Stephanie Jaczkowski - Warsaw, Poland
Growing up in a Polish-American family was always a little different. Unfortunately, the Polish language disappeared from my family when my grandparents passed away, but the culture and traditions are still vibrantly practiced in our house. My family celebrates Christmas with a meatless dinner on Christmas Eve and, growing up St. Nicholas came to our house on December 4. Our Easter eggs weren't only dyed with bright colors, but special eggs were carefully crafted with wax and deep, rich colors, a process called pisanki. I started Polish dancing when I was four years old and continue to this day. In light of all the Polish influences on my life, choosing to study abroad in Poland seemed like a very easy decision. I was so excited to go to the country where my great-grandparents immigrated from. Poland was an unfamiliar place, but through my church, family, and dance, I felt that I knew the country already. Many people have told me that you cannot fully know a culture without speaking its language. I did not speak Polish, but I thought I possessed a deep knowledge of the culture and would be able to adapt without a problem. In retrospect, I didn't know as much as I thought I did about Poland. However, my Polish friends were amazed that I knew so much about their culture.
They laughed when I talked about my Polish church or Wigilia, the Christmas Eve dinner. However, their favorite thing to talk about was my vast knowledge of traditional Polish dances. Most Polish students don't learn even all of the national dances of Poland, which there are five. My 14 years of dance came in handy at this point because I could talk about even small, obscure dances from different regions of Poland. While I was in Poland, I was able to learn more Polish dances through the school's dance club. It was taught by dancers from one of the biggest dance groups in Poland. I met one of the dancers in the club my first week in Poland and she invited me to practice. To start off, the group practiced six hours a week!

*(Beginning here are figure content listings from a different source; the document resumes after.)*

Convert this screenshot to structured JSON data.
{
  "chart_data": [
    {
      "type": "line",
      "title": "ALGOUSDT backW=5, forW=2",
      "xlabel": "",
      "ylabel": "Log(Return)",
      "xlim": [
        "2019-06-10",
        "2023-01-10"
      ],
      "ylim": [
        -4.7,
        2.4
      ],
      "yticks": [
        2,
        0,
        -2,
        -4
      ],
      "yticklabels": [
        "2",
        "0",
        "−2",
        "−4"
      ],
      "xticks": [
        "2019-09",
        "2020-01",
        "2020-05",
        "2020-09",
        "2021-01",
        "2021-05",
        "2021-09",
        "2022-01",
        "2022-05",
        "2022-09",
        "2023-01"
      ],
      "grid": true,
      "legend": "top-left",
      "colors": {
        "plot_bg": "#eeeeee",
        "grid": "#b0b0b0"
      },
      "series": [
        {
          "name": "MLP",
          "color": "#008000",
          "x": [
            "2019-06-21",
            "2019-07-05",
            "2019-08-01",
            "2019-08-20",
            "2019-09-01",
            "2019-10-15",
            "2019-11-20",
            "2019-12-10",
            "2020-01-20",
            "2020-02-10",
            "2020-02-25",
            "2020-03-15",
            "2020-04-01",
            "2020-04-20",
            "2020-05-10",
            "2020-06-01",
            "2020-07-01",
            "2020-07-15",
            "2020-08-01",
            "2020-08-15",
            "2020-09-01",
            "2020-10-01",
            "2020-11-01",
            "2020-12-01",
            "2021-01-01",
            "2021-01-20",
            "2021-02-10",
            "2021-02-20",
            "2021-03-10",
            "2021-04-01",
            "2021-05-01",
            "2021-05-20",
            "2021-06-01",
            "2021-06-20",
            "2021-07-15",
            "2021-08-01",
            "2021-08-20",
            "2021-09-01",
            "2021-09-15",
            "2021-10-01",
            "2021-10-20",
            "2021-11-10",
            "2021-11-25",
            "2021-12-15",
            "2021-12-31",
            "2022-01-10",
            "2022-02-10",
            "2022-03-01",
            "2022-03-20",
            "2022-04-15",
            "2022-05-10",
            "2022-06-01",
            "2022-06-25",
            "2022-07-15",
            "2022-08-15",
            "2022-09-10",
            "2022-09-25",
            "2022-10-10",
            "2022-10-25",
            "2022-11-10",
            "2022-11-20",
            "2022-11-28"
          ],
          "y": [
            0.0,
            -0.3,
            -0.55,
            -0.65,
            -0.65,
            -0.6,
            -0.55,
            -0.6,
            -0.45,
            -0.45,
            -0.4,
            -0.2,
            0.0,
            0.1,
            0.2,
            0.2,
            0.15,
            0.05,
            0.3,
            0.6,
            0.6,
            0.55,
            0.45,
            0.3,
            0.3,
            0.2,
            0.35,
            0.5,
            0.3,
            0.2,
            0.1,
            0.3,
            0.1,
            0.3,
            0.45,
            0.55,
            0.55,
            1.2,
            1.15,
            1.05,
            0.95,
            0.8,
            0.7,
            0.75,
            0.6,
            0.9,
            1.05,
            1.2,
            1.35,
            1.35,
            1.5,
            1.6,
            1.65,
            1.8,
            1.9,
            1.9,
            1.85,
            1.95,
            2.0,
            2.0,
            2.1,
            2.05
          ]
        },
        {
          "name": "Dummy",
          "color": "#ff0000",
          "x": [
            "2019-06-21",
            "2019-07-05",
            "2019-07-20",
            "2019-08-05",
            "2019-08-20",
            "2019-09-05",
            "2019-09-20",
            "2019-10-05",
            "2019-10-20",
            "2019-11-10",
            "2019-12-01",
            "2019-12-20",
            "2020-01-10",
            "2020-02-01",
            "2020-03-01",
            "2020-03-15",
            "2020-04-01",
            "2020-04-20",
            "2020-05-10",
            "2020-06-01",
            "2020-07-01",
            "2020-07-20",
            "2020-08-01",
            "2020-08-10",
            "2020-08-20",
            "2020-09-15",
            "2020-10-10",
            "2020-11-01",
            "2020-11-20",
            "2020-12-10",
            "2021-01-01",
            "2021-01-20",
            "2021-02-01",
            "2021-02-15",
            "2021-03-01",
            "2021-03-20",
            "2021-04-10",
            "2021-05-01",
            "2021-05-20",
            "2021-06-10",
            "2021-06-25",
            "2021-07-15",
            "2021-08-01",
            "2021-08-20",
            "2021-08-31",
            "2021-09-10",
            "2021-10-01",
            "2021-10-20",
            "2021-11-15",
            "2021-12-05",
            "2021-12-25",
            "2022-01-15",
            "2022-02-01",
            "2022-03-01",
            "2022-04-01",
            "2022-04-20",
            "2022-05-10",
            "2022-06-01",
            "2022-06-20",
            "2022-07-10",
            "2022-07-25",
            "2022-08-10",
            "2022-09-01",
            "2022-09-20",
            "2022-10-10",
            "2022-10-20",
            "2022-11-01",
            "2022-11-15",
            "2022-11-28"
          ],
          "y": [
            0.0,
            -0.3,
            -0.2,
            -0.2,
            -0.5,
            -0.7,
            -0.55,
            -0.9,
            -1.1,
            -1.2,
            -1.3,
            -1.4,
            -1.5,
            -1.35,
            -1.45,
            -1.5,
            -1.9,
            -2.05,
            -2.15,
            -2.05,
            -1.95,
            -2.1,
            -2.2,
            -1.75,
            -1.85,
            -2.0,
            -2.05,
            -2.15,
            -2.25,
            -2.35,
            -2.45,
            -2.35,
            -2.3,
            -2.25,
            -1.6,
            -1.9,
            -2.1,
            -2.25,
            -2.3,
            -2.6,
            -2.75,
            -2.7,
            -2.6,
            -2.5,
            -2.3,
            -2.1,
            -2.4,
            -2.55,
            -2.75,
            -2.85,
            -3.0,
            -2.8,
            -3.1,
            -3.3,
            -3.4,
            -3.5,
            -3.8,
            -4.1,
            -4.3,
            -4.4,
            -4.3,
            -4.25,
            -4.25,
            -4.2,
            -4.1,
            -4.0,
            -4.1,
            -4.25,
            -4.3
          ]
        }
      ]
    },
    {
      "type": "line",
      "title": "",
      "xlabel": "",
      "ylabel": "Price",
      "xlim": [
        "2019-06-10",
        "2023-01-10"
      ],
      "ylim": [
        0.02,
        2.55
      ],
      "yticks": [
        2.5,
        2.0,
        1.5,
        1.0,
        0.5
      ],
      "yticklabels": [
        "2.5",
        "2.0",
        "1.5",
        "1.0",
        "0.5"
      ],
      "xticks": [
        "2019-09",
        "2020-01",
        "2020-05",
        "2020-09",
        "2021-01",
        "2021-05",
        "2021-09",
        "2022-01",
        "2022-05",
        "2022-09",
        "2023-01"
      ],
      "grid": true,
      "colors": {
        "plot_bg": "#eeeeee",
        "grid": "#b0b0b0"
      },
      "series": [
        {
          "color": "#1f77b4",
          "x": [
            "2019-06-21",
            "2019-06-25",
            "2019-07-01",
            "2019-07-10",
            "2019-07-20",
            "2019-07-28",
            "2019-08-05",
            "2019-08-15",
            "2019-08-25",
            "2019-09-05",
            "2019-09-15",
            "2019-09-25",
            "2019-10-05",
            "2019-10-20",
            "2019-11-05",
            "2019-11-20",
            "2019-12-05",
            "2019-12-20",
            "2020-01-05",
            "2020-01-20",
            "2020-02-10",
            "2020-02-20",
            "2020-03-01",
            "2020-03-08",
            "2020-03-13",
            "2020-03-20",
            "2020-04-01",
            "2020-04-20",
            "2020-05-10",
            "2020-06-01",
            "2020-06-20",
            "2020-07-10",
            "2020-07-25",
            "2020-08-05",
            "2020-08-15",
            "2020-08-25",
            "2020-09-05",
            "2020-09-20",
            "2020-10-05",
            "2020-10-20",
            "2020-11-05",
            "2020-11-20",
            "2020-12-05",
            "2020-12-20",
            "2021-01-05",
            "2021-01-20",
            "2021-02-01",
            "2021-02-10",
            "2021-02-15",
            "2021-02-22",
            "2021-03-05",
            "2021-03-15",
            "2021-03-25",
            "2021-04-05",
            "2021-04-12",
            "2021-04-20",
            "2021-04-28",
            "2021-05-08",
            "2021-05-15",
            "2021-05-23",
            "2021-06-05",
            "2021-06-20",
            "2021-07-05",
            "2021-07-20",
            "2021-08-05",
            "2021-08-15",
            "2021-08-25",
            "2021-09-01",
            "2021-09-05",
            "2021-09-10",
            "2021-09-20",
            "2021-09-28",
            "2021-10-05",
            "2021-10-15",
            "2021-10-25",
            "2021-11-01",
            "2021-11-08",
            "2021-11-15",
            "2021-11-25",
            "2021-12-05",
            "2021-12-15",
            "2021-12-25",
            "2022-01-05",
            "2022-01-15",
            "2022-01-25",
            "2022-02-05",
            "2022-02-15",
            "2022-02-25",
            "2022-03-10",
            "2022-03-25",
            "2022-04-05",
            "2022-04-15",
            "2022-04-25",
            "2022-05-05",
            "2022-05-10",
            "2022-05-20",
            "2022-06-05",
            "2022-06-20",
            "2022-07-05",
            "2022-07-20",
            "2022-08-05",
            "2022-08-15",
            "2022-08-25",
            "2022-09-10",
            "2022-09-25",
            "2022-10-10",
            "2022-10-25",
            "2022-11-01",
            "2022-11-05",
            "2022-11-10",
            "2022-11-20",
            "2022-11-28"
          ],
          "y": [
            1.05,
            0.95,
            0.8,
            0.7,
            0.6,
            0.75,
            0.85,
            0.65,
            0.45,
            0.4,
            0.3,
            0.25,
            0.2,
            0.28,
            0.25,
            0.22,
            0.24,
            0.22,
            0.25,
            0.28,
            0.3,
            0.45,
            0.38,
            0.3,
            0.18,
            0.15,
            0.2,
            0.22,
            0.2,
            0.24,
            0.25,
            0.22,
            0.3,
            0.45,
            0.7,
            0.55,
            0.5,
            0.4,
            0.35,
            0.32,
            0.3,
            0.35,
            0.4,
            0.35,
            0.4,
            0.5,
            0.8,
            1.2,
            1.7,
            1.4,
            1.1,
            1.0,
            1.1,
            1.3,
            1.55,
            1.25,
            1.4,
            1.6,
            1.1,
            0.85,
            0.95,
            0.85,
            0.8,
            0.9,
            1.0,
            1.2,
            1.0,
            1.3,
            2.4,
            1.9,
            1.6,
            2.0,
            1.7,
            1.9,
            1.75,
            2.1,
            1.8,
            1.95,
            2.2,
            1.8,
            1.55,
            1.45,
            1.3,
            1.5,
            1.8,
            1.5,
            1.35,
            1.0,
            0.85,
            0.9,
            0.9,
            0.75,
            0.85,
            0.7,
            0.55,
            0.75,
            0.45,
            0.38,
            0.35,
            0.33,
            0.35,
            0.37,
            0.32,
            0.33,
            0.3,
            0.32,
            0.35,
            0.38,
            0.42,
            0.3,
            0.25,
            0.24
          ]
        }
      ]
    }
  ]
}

My dance group at home practiced one hour a week. My first day of dance lessons, she introduced me to the teacher and explained a little about the practice. To my surprise, almost none of the other dancers spoke English! The class was completely in Polish and while I was familiar with many of the steps, it was very challenging. As the semester progressed, my language skills improved significantly. I understood when the instructor wanted me to go left or right, or when I was spinning in the wrong direction. It also made life easier with my fellow dancers because I could ask questions about the dance or practice. We talked about our weekends and I would tell very short stories about my travels around their country. Studying abroad not only gave me the chance to experience Polish culture firsthand, but also gave me a chance to connect more fully with my heritage. I realized that I am both American and Polish. Both cultures are intertwined and contribute different qualities to my life. Studying abroad was one of the best decisions of my life. I cannot wait to return to Poland and continue experiencing a culture that is both new and old.